The Raw Stack: Powering the Post-Frontend Company
I am convinced that LLMs will more and more replace visual frontends and middle layers and go straight to the lowest possible infrastructure and give us voice and text interfaces that will be just enough. Designing frontends is harder to test automatically, also every user needs different views on the same data. We need a base layer that cannot be reduced any more and that gives LLMs all they need to run a company: The raw stack.

The stack that I think we'll get to is: PostgreSQL for structured data as it can hold both relational and JSON data and has a good built-in text and vector search. It's interface is plain SQL and every LLM can translate to and from human language enough.
The layer for knowledge can either be PostgreSQL as well or Markdown with YAML frontmatter. I bet on Markdown, because it can be easily moved around and changed and via file system has an interface to another foundation layer: Git.
Git is the best way to structure collaboration, no matter whether agents or humans. It will be the invisible layer of "who did what and when?" and will allow to resolve conflicts automatically or surface problems that would have been hidden before.
Some risks with it: Skipping visual frontends will erode mutual understandings of topics. When a company uses a set CRM, the structure enforces one way of work. When you give that up and allow every user to access raw data in any way, this shared language will go away and lead to more transactional costs as you will have to understand whether you really talk about the same thing. Even doing the very thing, e.g. asking the very same question by the very same person, might lead to different answers. Organizations will have to learn to live with a lot more ambiguity.

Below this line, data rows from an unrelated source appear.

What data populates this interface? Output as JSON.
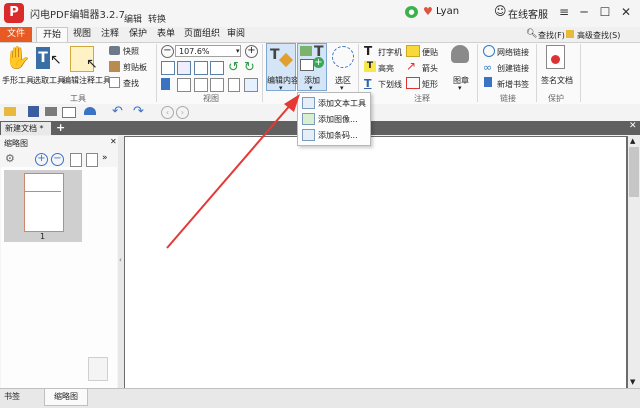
{
  "app": {
    "title": "闪电PDF编辑器3.2.7",
    "menu": [
      "编辑",
      "转换"
    ],
    "user": "Lyan",
    "support": "在线客服"
  },
  "tabs": [
    "文件",
    "开始",
    "视图",
    "注释",
    "保护",
    "表单",
    "页面组织",
    "审阅"
  ],
  "search": {
    "find": "查找(F)",
    "advanced": "高级查找(S)"
  },
  "ribbon": {
    "tools": {
      "hand": "手形工具",
      "select": "选取工具",
      "edit_annot": "编辑注释工具",
      "snapshot": "快照",
      "clipboard": "剪贴板",
      "find": "查找",
      "group": "工具"
    },
    "view": {
      "zoom": "107.6%",
      "group": "视图"
    },
    "edit": {
      "edit_content": "编辑内容",
      "add": "添加",
      "select_area": "选区"
    },
    "annot": {
      "typewriter": "打字机",
      "note": "便贴",
      "highlight": "高亮",
      "arrow": "箭头",
      "underline": "下划线",
      "rect": "矩形",
      "stamp": "图章",
      "group": "注释"
    },
    "link": {
      "weblink": "网络链接",
      "create_link": "创建链接",
      "new_bookmark": "新增书签",
      "group": "链接"
    },
    "protect": {
      "sign": "签名文档",
      "group": "保护"
    }
  },
  "doc_tab": "新建文档 *",
  "left_panel": {
    "title": "缩略图",
    "page_number": "1"
  },
  "bottom_tabs": [
    "书签",
    "缩略图"
  ],
  "dropdown": [
    "添加文本工具",
    "添加图像...",
    "添加条码..."
  ],
  "colors": {
    "file_tab": "#e85a23",
    "arrow": "#e53935",
    "logo": "#d92b2b"
  }
}
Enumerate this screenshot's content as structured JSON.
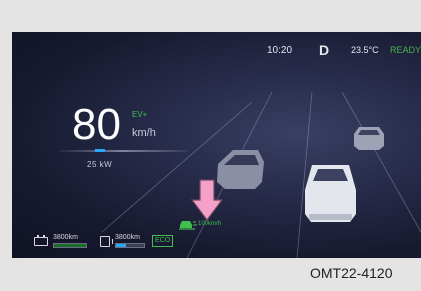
{
  "status": {
    "time": "10:20",
    "gear": "D",
    "temperature": "23.5°C",
    "ready": "READY"
  },
  "speed": {
    "value": "80",
    "mode": "EV+",
    "unit": "km/h"
  },
  "power": {
    "text": "25 kW",
    "level_fraction": 0.3
  },
  "cruise": {
    "set_speed": "100km/h",
    "icon": "adaptive-cruise-car-icon"
  },
  "ranges": {
    "battery_range": "3800km",
    "battery_icon": "battery-icon",
    "battery_level_fraction": 1.0,
    "fuel_range": "3800km",
    "fuel_icon": "fuel-pump-icon",
    "fuel_level_fraction": 0.35,
    "eco_badge": "ECO"
  },
  "annotation": {
    "arrow_icon": "pointer-arrow-down-icon"
  },
  "caption": "OMT22-4120",
  "colors": {
    "accent_green": "#3fbf4f",
    "accent_blue": "#2aa8ff",
    "arrow_pink": "#f4a0c8",
    "screen_background": "#1a1d35"
  }
}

Also, you get more dependent on the LLM providers. Agents will grow smarter and more specialized, e.g. training an agent on such the above systems and the interface with human language could potentially lead to much smaller, faster models that could run on local machines. This could be faster than even logging into your system, clicking three times to get what you need. But currently, there's practically only a oligopoly of LLM providers that can make you dependent on them easily with walled gardens that integrate deeper into your systems and data than any software before.
So even with a fast local model, you should not always rebuild the wheel but rather have an "app-layer" where everyone can create reusable modules that access. Some tools that can help in this impromptu translation/visualization: Pandoc that can take text and create presentations in HTML, CSS, JS which will replace Powerpoint. Typst can create PDFs for out
JS or Python (later potentially Rust) can be the languages that do the hard work of translating between human language, LLMs and the base layer and create the intermediate apps (Anthropic builds such an infrastructure with Bun and gives you interfaces and locks you into their ecosystem). You don't need much more than the built-in libraries and companies should rather donate to these open source teams than getting in a hold-up with the big LLM vendors.
Authorization is much harder in such a system that excels from openness. First, I think big organizations will have to give up control or collapse into many smaller organizations. For basic auth, the simplest system I can think of is YAML (or TOML) in a folder that is protected by the person that set it up.
Then, there's the communication layer. What is replacing chat apps like Slack and MS Teams and email? It needs to cater for both internal and external communication, so my choice here is JMAP, which is an open Internet standard that would give LLMs standardized APIs for communication.
The full company could be a Linux server that employees access via a terminal that takes their voice and text input and returns the result, be it "unanswered requests that I need to answer", "quote for the lead that visited our website" or "how far on our team goal for this quarter?".
Only brave companies would take that leap, especially if they have history and big, new ones are more likely to reduce to those basics. Smart ones will try to build fast LLMs (on open source foundation models like the smaller Qwens) to get independent . I would hire sysadmins, Linux infrastructure geeks and first-principial thinkers ("What do organizations do and need and how to evaluate LLM results and improve them with examples ourselves?") now to build these foundational layers yourself now and skip getting lost building and tweaking frontend heavy tooling and getting stuck in maintenance hell.